Bakal Gokhan, Kavuluru Ramakanth
Department of Computer Science, University of Kentucky, Lexington, KY, USA.
Division of Biomedical Informatics, Department of Biostatistics, University of Kentucky, Lexington, KY, USA.
Min Intell Knowl Explor (2015). 2015 Dec;9468:586-596. doi: 10.1007/978-3-319-26832-3_55. Epub 2016 Jan 3.

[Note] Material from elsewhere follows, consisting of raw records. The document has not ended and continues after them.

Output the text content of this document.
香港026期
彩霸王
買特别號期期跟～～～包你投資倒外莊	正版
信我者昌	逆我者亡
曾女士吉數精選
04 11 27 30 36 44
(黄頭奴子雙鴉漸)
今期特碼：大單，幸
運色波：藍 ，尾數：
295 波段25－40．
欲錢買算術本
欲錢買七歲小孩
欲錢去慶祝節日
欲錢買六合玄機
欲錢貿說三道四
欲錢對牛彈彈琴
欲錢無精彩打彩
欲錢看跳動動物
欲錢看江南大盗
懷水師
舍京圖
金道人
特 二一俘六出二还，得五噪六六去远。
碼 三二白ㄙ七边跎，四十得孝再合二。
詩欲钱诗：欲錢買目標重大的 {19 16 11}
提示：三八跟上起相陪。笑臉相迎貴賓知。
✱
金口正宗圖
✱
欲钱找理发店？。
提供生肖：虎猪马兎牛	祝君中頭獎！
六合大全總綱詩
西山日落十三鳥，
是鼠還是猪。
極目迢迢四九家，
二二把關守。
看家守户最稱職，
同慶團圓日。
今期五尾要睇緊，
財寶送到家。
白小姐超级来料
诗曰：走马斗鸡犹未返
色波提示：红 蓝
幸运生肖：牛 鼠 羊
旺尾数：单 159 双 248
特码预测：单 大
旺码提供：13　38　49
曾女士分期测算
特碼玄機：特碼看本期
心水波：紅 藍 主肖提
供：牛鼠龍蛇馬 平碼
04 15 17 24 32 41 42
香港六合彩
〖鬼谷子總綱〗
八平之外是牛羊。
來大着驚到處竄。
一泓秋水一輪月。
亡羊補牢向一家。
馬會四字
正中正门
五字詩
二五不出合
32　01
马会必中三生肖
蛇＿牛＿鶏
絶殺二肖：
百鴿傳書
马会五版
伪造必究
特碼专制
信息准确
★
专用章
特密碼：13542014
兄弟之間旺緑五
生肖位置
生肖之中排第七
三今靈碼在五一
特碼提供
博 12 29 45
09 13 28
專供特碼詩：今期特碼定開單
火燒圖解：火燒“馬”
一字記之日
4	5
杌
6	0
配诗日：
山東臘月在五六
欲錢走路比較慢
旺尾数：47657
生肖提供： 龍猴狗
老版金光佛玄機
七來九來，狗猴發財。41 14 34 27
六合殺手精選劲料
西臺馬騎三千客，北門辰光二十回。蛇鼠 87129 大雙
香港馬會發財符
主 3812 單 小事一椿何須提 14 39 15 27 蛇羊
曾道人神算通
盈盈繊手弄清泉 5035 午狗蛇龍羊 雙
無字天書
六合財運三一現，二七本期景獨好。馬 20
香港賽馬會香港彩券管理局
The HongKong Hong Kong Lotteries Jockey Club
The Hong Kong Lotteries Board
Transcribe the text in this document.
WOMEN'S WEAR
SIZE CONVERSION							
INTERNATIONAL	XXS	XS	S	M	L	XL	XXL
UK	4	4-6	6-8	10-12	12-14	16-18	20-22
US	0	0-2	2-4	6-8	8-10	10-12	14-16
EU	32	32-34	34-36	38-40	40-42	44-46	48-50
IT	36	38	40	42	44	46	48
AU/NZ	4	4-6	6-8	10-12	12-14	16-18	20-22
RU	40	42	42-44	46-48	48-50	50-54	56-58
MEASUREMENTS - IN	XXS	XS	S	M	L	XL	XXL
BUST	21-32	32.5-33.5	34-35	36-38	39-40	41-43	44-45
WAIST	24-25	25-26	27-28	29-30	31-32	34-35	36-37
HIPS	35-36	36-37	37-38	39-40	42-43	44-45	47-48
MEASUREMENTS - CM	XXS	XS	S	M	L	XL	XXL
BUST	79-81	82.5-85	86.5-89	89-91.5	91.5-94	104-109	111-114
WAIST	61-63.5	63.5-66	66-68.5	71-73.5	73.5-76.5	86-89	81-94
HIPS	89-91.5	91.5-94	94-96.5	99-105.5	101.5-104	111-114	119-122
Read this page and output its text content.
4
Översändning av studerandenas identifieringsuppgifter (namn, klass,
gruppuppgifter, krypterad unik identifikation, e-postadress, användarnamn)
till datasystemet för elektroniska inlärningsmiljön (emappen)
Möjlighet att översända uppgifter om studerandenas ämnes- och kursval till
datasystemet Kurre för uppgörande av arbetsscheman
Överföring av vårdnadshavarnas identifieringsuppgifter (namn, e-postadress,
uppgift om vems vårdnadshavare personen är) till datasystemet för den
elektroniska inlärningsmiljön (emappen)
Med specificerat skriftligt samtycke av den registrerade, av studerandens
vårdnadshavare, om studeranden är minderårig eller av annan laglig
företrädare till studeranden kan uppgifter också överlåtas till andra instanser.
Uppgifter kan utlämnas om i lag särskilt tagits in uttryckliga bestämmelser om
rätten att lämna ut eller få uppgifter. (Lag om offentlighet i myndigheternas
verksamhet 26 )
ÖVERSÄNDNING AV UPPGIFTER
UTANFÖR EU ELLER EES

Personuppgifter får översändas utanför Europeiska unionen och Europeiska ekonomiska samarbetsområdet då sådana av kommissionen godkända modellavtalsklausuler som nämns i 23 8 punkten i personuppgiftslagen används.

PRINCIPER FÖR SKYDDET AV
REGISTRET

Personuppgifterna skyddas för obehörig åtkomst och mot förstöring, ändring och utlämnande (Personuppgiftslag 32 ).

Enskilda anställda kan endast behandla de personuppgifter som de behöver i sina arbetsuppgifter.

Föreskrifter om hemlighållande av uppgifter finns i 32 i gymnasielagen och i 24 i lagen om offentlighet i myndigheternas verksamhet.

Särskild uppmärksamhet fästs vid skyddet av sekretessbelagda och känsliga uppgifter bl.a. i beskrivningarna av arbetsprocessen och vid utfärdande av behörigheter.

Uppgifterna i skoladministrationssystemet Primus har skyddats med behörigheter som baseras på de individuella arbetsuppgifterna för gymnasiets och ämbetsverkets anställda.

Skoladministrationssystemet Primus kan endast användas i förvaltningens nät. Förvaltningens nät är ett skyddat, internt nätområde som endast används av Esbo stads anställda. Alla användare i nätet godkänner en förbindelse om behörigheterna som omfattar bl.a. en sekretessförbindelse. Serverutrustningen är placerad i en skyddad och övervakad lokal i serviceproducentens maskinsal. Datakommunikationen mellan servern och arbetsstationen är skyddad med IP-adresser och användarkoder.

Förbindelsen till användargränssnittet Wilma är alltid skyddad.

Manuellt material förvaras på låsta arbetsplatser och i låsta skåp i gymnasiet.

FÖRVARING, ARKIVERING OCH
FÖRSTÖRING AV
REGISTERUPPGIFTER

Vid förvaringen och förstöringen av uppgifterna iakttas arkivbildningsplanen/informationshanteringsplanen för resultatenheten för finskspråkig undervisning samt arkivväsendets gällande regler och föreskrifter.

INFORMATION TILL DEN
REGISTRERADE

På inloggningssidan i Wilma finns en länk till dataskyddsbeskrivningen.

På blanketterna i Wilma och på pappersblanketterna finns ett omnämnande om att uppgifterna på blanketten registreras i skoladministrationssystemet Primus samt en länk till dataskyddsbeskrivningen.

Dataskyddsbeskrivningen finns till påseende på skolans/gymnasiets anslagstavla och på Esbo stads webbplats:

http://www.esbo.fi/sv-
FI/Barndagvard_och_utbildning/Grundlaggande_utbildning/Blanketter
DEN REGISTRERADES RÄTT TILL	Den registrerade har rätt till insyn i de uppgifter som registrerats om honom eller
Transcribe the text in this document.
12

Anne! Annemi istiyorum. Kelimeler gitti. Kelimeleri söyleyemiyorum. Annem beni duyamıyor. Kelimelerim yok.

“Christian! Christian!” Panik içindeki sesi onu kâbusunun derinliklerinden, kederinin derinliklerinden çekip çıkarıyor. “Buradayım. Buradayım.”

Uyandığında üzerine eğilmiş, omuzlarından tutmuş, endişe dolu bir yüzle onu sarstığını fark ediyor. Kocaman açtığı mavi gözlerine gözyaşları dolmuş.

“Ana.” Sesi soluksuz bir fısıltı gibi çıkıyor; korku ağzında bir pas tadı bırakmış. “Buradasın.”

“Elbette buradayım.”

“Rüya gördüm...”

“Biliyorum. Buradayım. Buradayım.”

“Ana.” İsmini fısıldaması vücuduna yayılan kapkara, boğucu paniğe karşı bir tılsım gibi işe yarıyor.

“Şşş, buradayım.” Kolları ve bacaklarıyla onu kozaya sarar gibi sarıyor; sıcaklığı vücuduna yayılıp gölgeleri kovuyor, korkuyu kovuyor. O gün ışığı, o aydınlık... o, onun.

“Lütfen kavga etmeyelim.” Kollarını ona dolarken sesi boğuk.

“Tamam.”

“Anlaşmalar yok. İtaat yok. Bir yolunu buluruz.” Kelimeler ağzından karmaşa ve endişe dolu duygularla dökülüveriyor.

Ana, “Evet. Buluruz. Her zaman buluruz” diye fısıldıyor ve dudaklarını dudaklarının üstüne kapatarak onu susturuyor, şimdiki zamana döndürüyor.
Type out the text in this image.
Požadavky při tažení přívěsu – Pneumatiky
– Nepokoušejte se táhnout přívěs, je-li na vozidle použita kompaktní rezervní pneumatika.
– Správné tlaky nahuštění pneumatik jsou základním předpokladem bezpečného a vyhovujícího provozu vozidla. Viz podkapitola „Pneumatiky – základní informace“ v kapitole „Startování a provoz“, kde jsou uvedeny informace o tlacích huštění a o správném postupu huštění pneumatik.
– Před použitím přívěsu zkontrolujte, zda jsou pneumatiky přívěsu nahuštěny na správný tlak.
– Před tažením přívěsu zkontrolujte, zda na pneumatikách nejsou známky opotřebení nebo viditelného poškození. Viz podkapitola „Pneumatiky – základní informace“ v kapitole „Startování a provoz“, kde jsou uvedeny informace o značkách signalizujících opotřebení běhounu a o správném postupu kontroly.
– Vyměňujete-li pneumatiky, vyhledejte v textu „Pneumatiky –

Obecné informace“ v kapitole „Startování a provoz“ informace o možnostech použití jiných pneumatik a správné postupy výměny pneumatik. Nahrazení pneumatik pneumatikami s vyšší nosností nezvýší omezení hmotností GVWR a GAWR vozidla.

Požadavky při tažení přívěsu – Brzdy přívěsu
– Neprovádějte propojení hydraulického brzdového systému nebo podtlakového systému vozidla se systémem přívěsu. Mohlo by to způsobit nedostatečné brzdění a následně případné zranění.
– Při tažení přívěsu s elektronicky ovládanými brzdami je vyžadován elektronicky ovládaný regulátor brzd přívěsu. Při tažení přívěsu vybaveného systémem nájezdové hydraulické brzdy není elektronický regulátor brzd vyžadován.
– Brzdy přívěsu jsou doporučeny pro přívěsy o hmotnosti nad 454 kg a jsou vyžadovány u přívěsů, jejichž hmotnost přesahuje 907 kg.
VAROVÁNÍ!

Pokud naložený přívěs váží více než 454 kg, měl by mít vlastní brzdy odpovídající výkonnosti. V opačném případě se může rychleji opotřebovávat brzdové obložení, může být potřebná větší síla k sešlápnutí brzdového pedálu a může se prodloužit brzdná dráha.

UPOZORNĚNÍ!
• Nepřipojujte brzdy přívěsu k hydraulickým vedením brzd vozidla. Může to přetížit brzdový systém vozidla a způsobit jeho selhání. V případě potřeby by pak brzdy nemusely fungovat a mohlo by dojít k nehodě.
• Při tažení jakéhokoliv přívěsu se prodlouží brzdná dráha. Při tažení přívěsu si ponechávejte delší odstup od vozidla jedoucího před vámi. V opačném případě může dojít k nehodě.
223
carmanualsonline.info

Identifying new potential treatment options (say, medications and procedures) for known medical conditions that cause human disease burden is a central task of biomedical research. Since all candidate drugs cannot be tested with animal and clinical trials, approaches are first attempted to identify promising candidates. Even before this step, due to recent advances, or computational approaches are also being employed to identify viable treatment options. Generally, natural language processing (NLP) and machine learning are used to predict specific relations between any given pair of entities using the distant supervision approach. In this paper, we report preliminary results on predicting treatment relations between biomedical entities purely based on semantic patterns over biomedical knowledge graphs. As such, we refrain from explicitly using NLP, although the knowledge graphs themselves may be built from NLP extractions. Our intuition is fairly straightforward - entities that participate in a treatment relation may be connected using similar path patterns in biomedical knowledge graphs extracted from scientific literature. Using a dataset of treatment relation instances derived from the well known Unified Medical Language System (UMLS), we verify our intuition by employing graph path patterns from a well known knowledge graph as features in machine learned models. We achieve a high recall (92 %) but precision, however, decreases from 95% to an acceptable 71% as we go from uniform class distribution to a ten fold increase in negative instances. We also demonstrate models trained with patterns of length ≤ 3 result in statistically significant gains in F-score over those trained with patterns of length ≤ 2. Our results show the potential of exploiting knowledge graphs for relation extraction and we believe this is the first effort to employ graph patterns as features for identifying biomedical relations.
识别已知导致人类疾病负担的医学病症的新潜在治疗方案(如药物和程序)是生物医学研究的核心任务。由于并非所有候选药物都能通过动物试验和临床试验进行测试,因此首先会尝试各种方法来识别有前景的候选药物。甚至在这一步之前,由于最近的进展,计算方法也被用于识别可行的治疗方案。一般来说,自然语言处理(NLP)和机器学习被用于使用远程监督方法预测任意给定实体对之间的特定关系。在本文中,我们报告了仅基于生物医学知识图谱上的语义模式来预测生物医学实体之间治疗关系的初步结果。因此,尽管知识图谱本身可能是从NLP提取中构建的,但我们避免明确使用NLP。我们的直觉相当简单——参与治疗关系的实体可能在从科学文献中提取的生物医学知识图谱中通过相似的路径模式相连。使用从著名的统一医学语言系统(UMLS)派生的治疗关系实例数据集,我们通过将来自著名知识图谱的图路径模式用作机器学习模型中的特征来验证我们的直觉。我们实现了较高的召回率(92%),然而,随着我们从均匀类分布到负实例增加十倍,精确率从95%降至可接受的71%。我们还证明,与使用长度≤2的模式训练的模型相比,使用长度≤3的模式训练的模型在F值上有统计学上的显著提高。我们的结果显示了利用知识图谱进行关系提取的潜力,并且我们相信这是首次将图模式用作识别生物医学关系的特征的努力。